If you are proxying an OpenRouter request on your server, the body sent upstream looks like this:

{
  "model": "anthropic/claude-sonnet-4",
  "stream": true,
  "messages": [{ "role": "user", "content": "Hello" }]
}

The SSE response follows the OpenAI streaming format (data: {...} lines, terminated with data: [DONE]) — the reader loop above handles it as-is.

Stream with kai-response-stream

kai-response-stream is a lower-level web component for streaming plain text or markdown outside a full chat thread. Pass either a complete string (renders with the reveal animation) or an AsyncIterable<string> (streams tokens live).

Prop	Type	Default	Notes
`text`	`string \| AsyncIterable<string>`	`''`	Assign it in JavaScript — an async iterable can’t be an HTML attribute.
`mode`	`'typewriter' \| 'fade'`	`'typewriter'`	Reveal animation.
`speed`	`number`	`20`	Characters/segments per tick.
`as`	`string`	—	Element tag to render into.

Event: kai-complete — fires when streaming finishes.

Feeding an AsyncIterable

import '@kitn.ai/ui/elements';

const el = document.querySelector('kai-response-stream');

async function* tokenStream(res) {
  const reader = res.body.getReader();
  const decoder = new TextDecoder();
  let buffer = '';

  while (true) {
    const { value, done } = await reader.read();
    if (done) break;
    buffer += decoder.decode(value, { stream: true });

    const lines = buffer.split('\n');
    buffer = lines.pop();

    for (const line of lines) {
      const s = line.trim();
      if (!s.startsWith('data:')) continue;
      const payload = s.slice(5).trim();
      if (payload === '[DONE]') continue;
      try {
        const delta = JSON.parse(payload).choices?.[0]?.delta?.content;
        if (delta) yield delta;
      } catch { /* skip keep-alives */ }
    }
  }
}

const res = await fetch('/api/chat', { method: 'POST', body: '...' });
el.text = tokenStream(res); // pass the AsyncIterable directly

Passing a finished string

Assigning a complete string runs the reveal animation without a live connection — useful for replaying or previewing a cached response.

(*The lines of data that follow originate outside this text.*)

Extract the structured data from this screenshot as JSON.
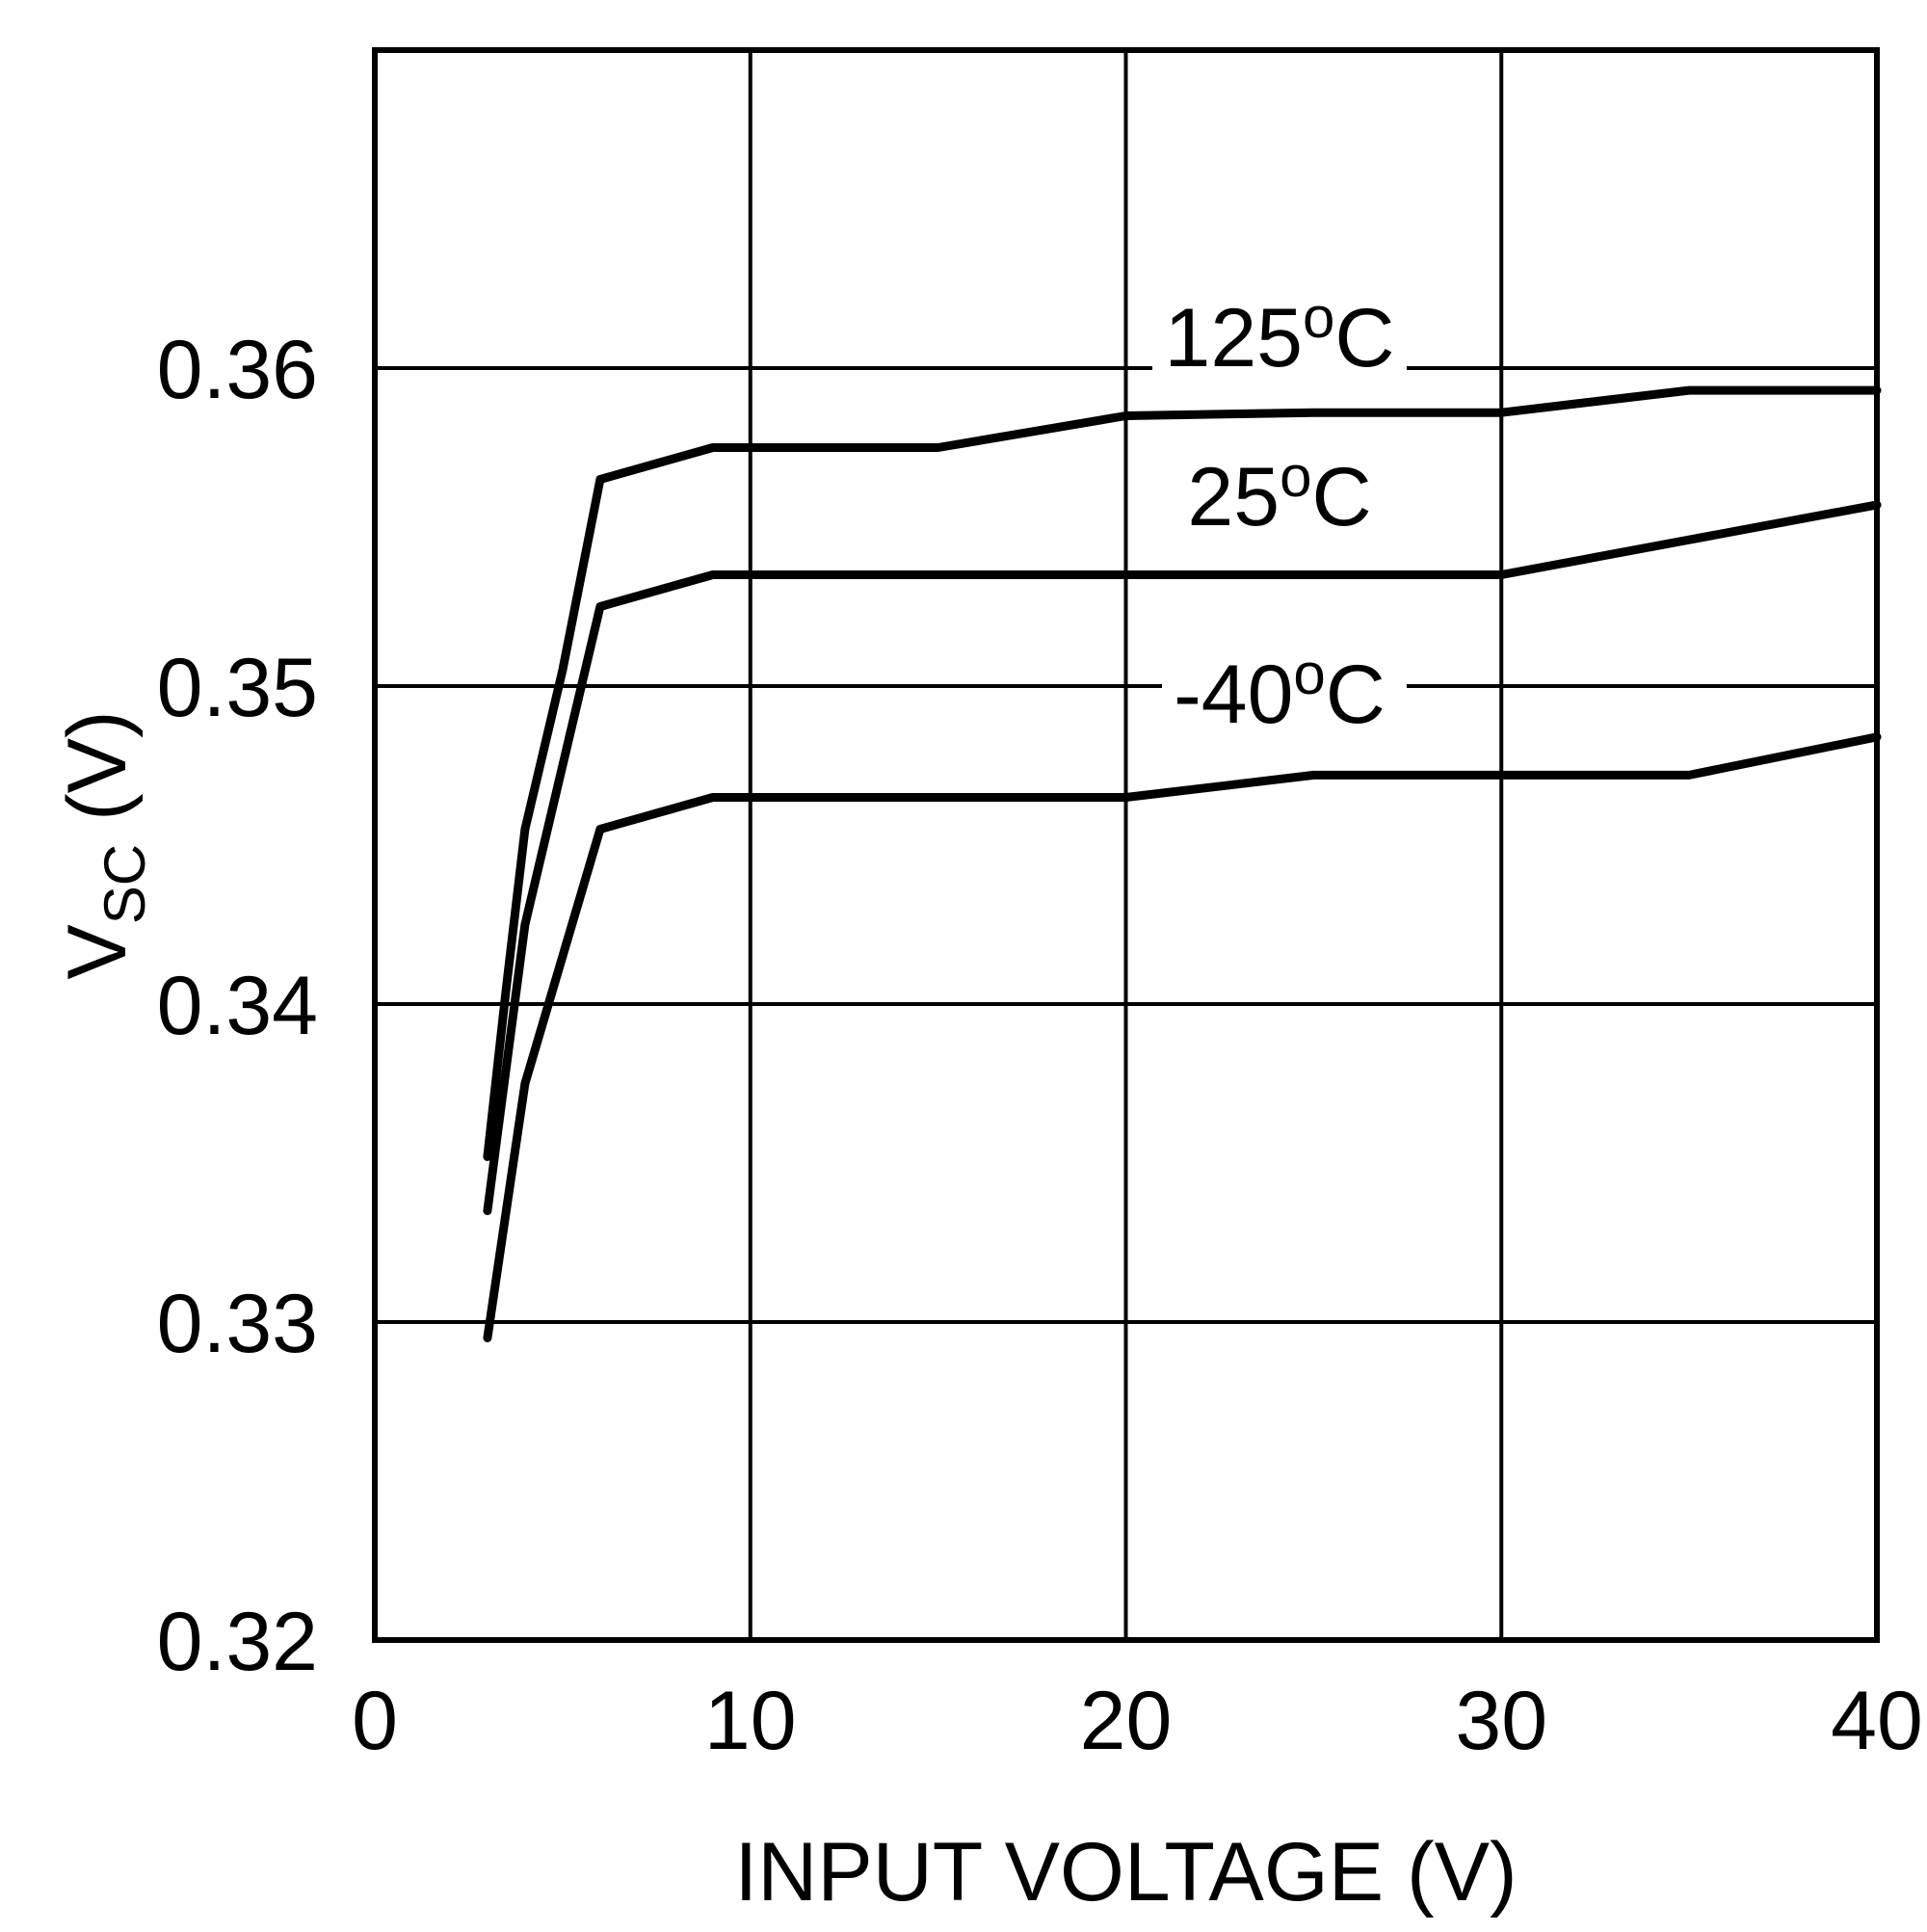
{
  "chart_data": {
    "type": "line",
    "title": "",
    "xlabel": "INPUT VOLTAGE (V)",
    "ylabel": {
      "main": "V",
      "subscript": "SC",
      "suffix": " (V)"
    },
    "xlim": [
      0,
      40
    ],
    "ylim": [
      0.32,
      0.37
    ],
    "xticks": [
      0,
      10,
      20,
      30,
      40
    ],
    "xtick_labels": [
      "0",
      "10",
      "20",
      "30",
      "40"
    ],
    "yticks": [
      0.32,
      0.33,
      0.34,
      0.35,
      0.36
    ],
    "ytick_labels": [
      "0.32",
      "0.33",
      "0.34",
      "0.35",
      "0.36"
    ],
    "grid": true,
    "line_color": "#000000",
    "series": [
      {
        "name": "125ºC",
        "label_parts": [
          "125",
          "o",
          "C"
        ],
        "x": [
          3,
          3.5,
          4,
          5,
          6,
          9,
          15,
          20,
          25,
          30,
          35,
          40
        ],
        "y": [
          0.3352,
          0.3405,
          0.3455,
          0.3505,
          0.3565,
          0.3575,
          0.3575,
          0.3585,
          0.3586,
          0.3586,
          0.3593,
          0.3593
        ]
      },
      {
        "name": "25ºC",
        "label_parts": [
          "25",
          "o",
          "C"
        ],
        "x": [
          3,
          4,
          5,
          6,
          9,
          15,
          20,
          25,
          30,
          35,
          40
        ],
        "y": [
          0.3335,
          0.3425,
          0.3475,
          0.3525,
          0.3535,
          0.3535,
          0.3535,
          0.3535,
          0.3535,
          0.3546,
          0.3557
        ]
      },
      {
        "name": "-40ºC",
        "label_parts": [
          "-40",
          "o",
          "C"
        ],
        "x": [
          3,
          4,
          6,
          9,
          15,
          20,
          25,
          30,
          35,
          40
        ],
        "y": [
          0.3295,
          0.3375,
          0.3455,
          0.3465,
          0.3465,
          0.3465,
          0.3472,
          0.3472,
          0.3472,
          0.3484
        ]
      }
    ]
  }
}
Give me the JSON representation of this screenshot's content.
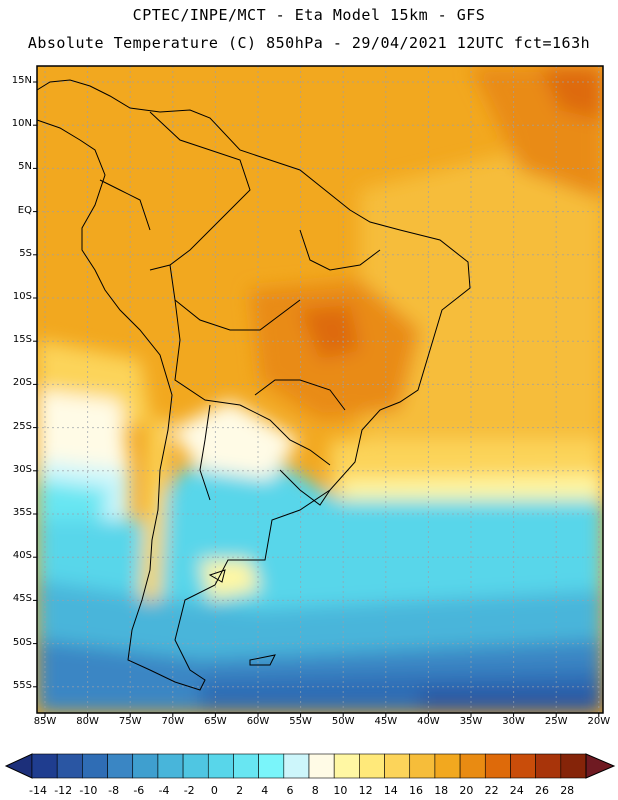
{
  "title_line1": "CPTEC/INPE/MCT -  Eta Model 15km - GFS",
  "title_line2": "Absolute Temperature (C) 850hPa - 29/04/2021 12UTC fct=163h",
  "lat_labels": [
    "15N",
    "10N",
    "5N",
    "EQ",
    "5S",
    "10S",
    "15S",
    "20S",
    "25S",
    "30S",
    "35S",
    "40S",
    "45S",
    "50S",
    "55S"
  ],
  "lon_labels": [
    "85W",
    "80W",
    "75W",
    "70W",
    "65W",
    "60W",
    "55W",
    "50W",
    "45W",
    "40W",
    "35W",
    "30W",
    "25W",
    "20W"
  ],
  "colorbar": {
    "labels": [
      "-14",
      "-12",
      "-10",
      "-8",
      "-6",
      "-4",
      "-2",
      "0",
      "2",
      "4",
      "6",
      "8",
      "10",
      "12",
      "14",
      "16",
      "18",
      "20",
      "22",
      "24",
      "26",
      "28"
    ],
    "colors": [
      "#1f3d8f",
      "#2a56a3",
      "#2f6db5",
      "#3a86c4",
      "#3f9fcf",
      "#48b5da",
      "#4fc6e2",
      "#58d6ea",
      "#68e6f2",
      "#7af5fa",
      "#cdf6fb",
      "#fffbe6",
      "#fff7a3",
      "#ffe97a",
      "#fcd45a",
      "#f6bd3a",
      "#f2a81f",
      "#e98b12",
      "#de6a0a",
      "#c94d0a",
      "#a8340a",
      "#852409"
    ],
    "under_color": "#1c2f7a",
    "over_color": "#6f1a22"
  }
}
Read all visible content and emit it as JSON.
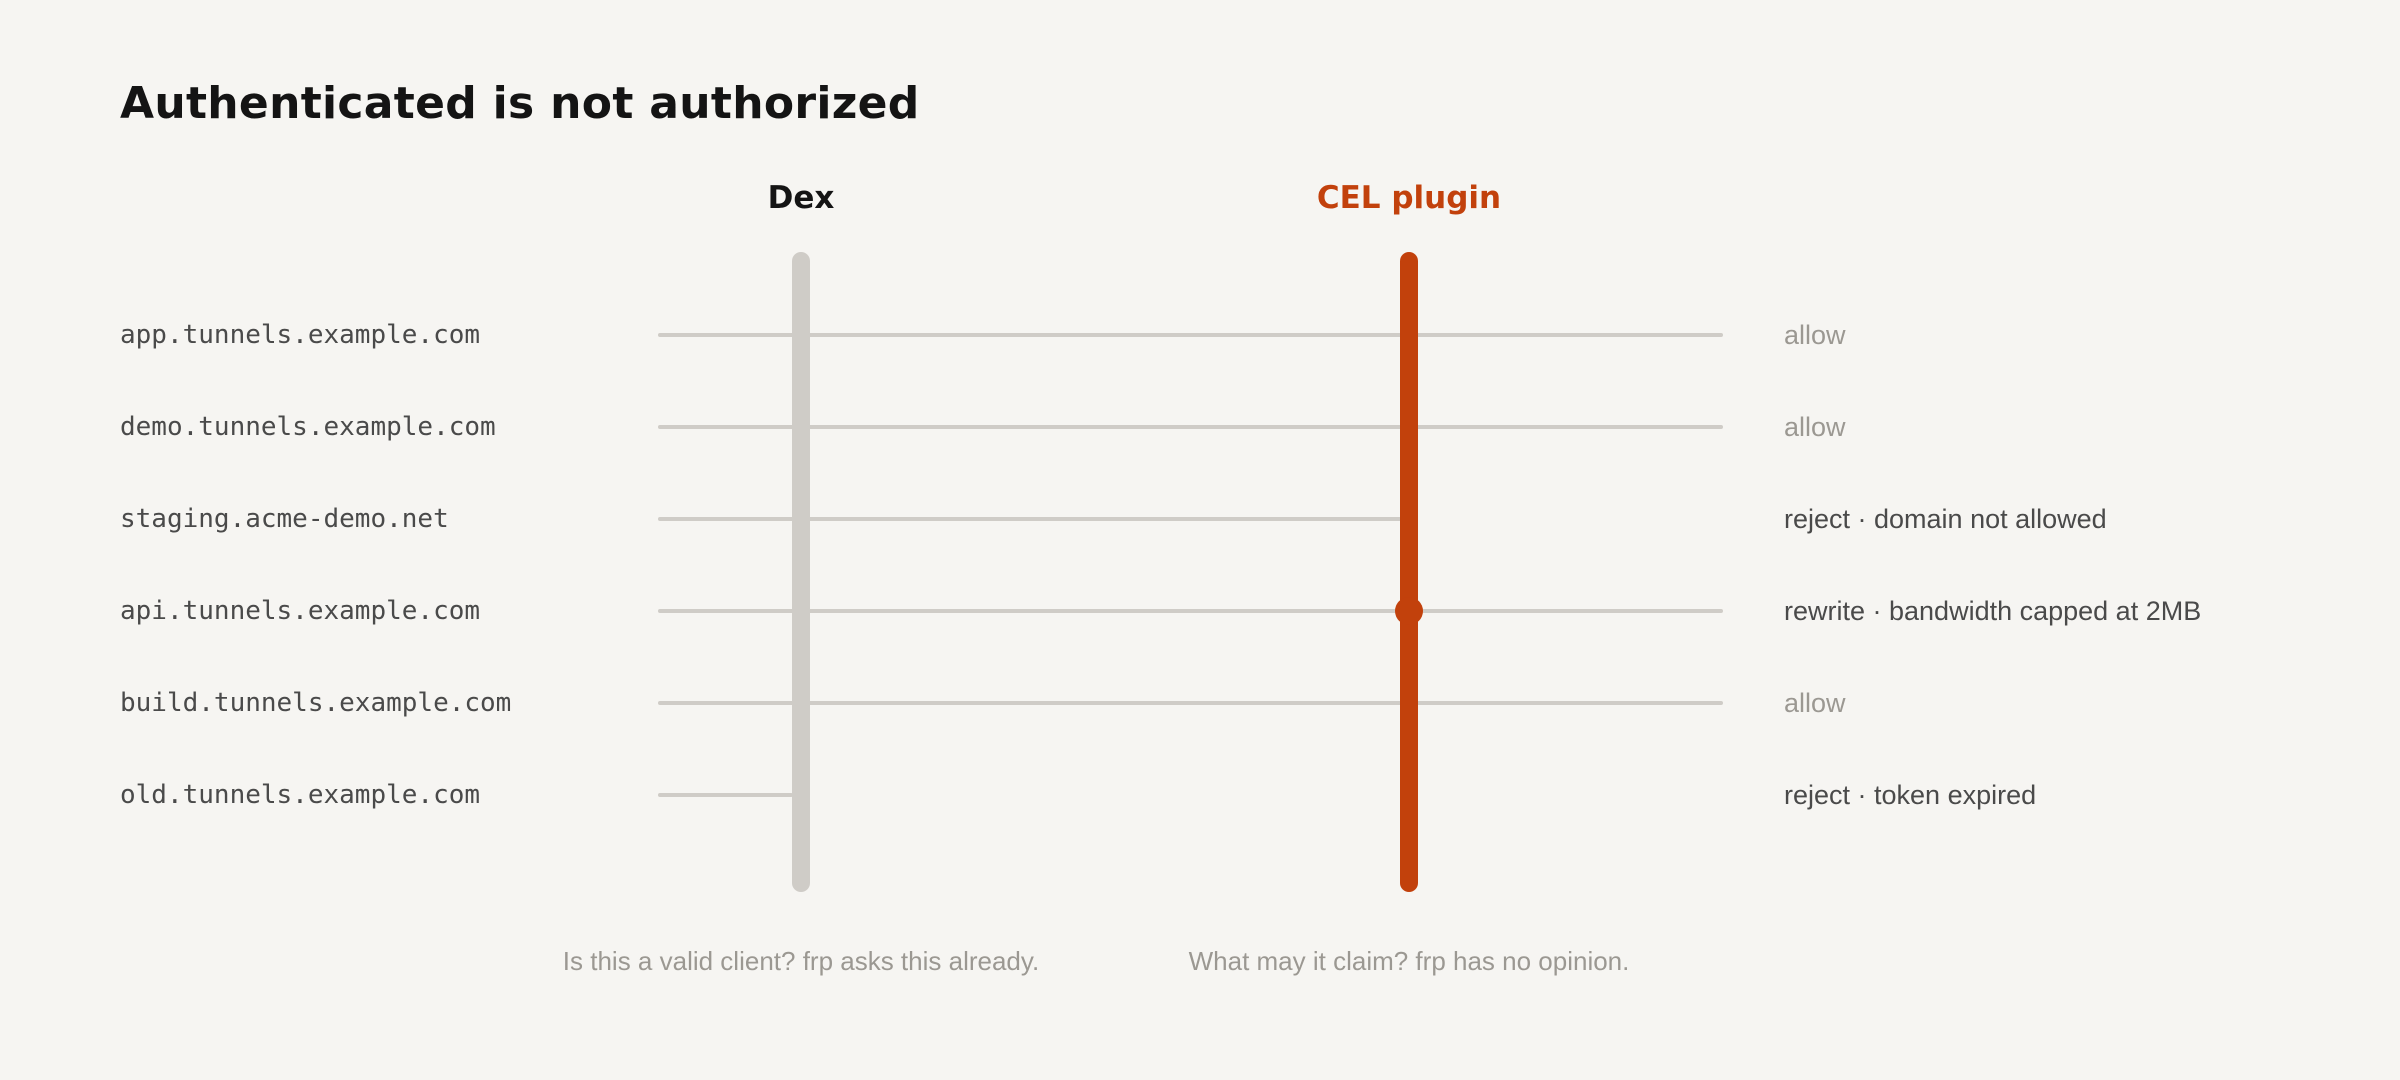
{
  "title": "Authenticated is not authorized",
  "columns": {
    "dex": {
      "label": "Dex",
      "caption": "Is this a valid client? frp asks this already."
    },
    "cel": {
      "label": "CEL plugin",
      "caption": "What may it claim? frp has no opinion."
    }
  },
  "colors": {
    "accent": "#c2410c",
    "line": "#cfccc7",
    "text": "#141414",
    "muted": "#9b9892",
    "background": "#f6f5f2"
  },
  "rows": [
    {
      "host": "app.tunnels.example.com",
      "outcome": "allow",
      "reaches": "end",
      "rewrite": false,
      "emphasis": "muted"
    },
    {
      "host": "demo.tunnels.example.com",
      "outcome": "allow",
      "reaches": "end",
      "rewrite": false,
      "emphasis": "muted"
    },
    {
      "host": "staging.acme-demo.net",
      "outcome": "reject · domain not allowed",
      "reaches": "cel",
      "rewrite": false,
      "emphasis": "strong"
    },
    {
      "host": "api.tunnels.example.com",
      "outcome": "rewrite · bandwidth capped at 2MB",
      "reaches": "end",
      "rewrite": true,
      "emphasis": "strong"
    },
    {
      "host": "build.tunnels.example.com",
      "outcome": "allow",
      "reaches": "end",
      "rewrite": false,
      "emphasis": "muted"
    },
    {
      "host": "old.tunnels.example.com",
      "outcome": "reject · token expired",
      "reaches": "dex",
      "rewrite": false,
      "emphasis": "strong"
    }
  ]
}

el.text = 'The assistant response rendered with the typewriter effect.';

Choosing an approach

Scenario	Use
Full chat UI with history	`kai-chat` + mutate `messages`
Isolated response widget	`kai-response-stream`
Replay a saved response	`kai-response-stream` with a string
Render finished markdown	`kai-markdown` with a `content` string

kai-markdown accepts only a static content string and renders it immediately — use it when the full text is available, not for live streaming.